The North Carolina Department of Transportation (NCDOT) Ferry Division has faced a number of environmental challenges in recent years, including Hurricane Dorian (2019) which caused extensive service disruptions as well as the need to use the ferry system to remove 9,000 truckloads of storm debris (totaling over 6,650 tons) from Ocracoke Island (Virginian-Pilot, 2020). Shoaling caused by inlet processes has also caused delays and interruptions and necessitated frequent dredging along the Hatteras Island to Ocracoke Island route. Additionally, changes in channel depth and orientation have resulted in the Ferry Division having to re-direct ferry routes and implement structural stabilization measures. Storms with extreme rainfall such as hurricanes Matthew (2016) and Florence (2018) can cause extensive flooding and problems for facilities on the sound side shorelines. Sea level is currently rising and rates of rise are predicted to increase for the foreseeable future [IPCC 2021 projects sea level rise to 2100], which will amplify storm surge and wave impacts. There is a need to evaluate the vulnerability of the system’s facilities across the state, both now and as climate change progresses. This will enable the Division to plan for adaptation projects to ensure that the system operates successfully into the future.

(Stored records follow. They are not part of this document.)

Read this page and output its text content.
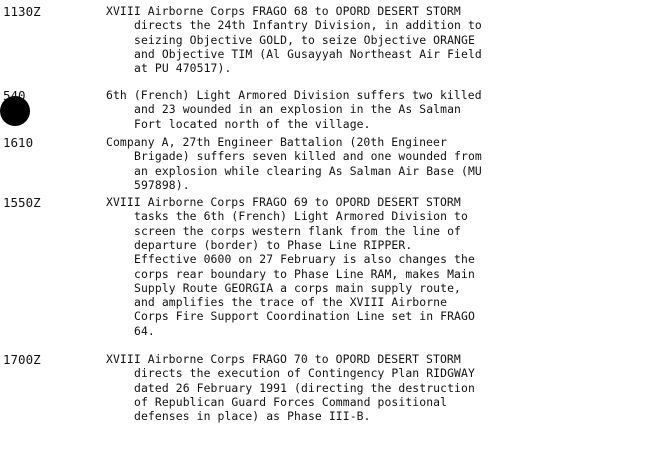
1130Z	XVIII Airborne Corps FRAGO 68 to OPORD DESERT STORM
directs the 24th Infantry Division, in addition to
seizing Objective GOLD, to seize Objective ORANGE
and Objective TIM (Al Gusayyah Northeast Air Field
at PU 470517).
540	6th (French) Light Armored Division suffers two killed
and 23 wounded in an explosion in the As Salman
Fort located north of the village.
1610	Company A, 27th Engineer Battalion (20th Engineer
Brigade) suffers seven killed and one wounded from
an explosion while clearing As Salman Air Base (MU
597898).
1550Z	XVIII Airborne Corps FRAGO 69 to OPORD DESERT STORM
tasks the 6th (French) Light Armored Division to
screen the corps western flank from the line of
departure (border) to Phase Line RIPPER.
Effective 0600 on 27 February is also changes the
corps rear boundary to Phase Line RAM, makes Main
Supply Route GEORGIA a corps main supply route,
and amplifies the trace of the XVIII Airborne
Corps Fire Support Coordination Line set in FRAGO
64.
1700Z	XVIII Airborne Corps FRAGO 70 to OPORD DESERT STORM
directs the execution of Contingency Plan RIDGWAY
dated 26 February 1991 (directing the destruction
of Republican Guard Forces Command positional
defenses in place) as Phase III-B.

As NCDOT plans for future transportation system resilience, there is a need for statewide assessment of current and future vulnerability of each of the transportation modes. The NCDOT Resilience Strategy Report (2021) describes NCDOT’s short-term strategies for resilience, including “address gaps in resilience planning and standards for ferry.” This is described as “assess ferry channels and conduct vulnerability and criticality assessments to address future impacts.” The proposed research will directly address this specific short-term strategy.
The aims and scope of the study will be (a) to assess the vulnerability of all of the Ferry Division’s infrastructure assets with respect to natural hazards (present and forecast to the 2040 and 2060 planning horizons); (b) to assess the condition of ferry channels at present as well as potential climate impacts (c) to prioritize assets for adaptation measures where needed; and (d) to provide recommendations on potential adaptation options as well as timeframes for implementation and ballpark cost estimates.
The Federal Highway Administration (FHWA's) Vulnerability Assessment and Adaptation Framework, 3rd Edition (FHWA-HEP-18-020), will serve to guide the proposed vulnerability assessment of ferry assets. This framework is designed to help transportation agencies and their partners to assess the vulnerability of transportation systems to extreme weather and climate effects. The five steps to conduct a vulnerability assessment include: 1) Set Objectives & Define Scope; 2) Compile Data; 3) Assess
Vulnerability; 4) Analyze Adaptation Options and 5) Incorporate Results Into Decision-Making. These steps correspond to Tasks 3 through 7 in the proposed study. Tasks 1 and 8 are study project management tasks; the Kick-Off Meeting and Final Report and Deliverables, respectively. Task 2 is an expansion of the preliminary literature review that was conducted for the preparation of this proposal.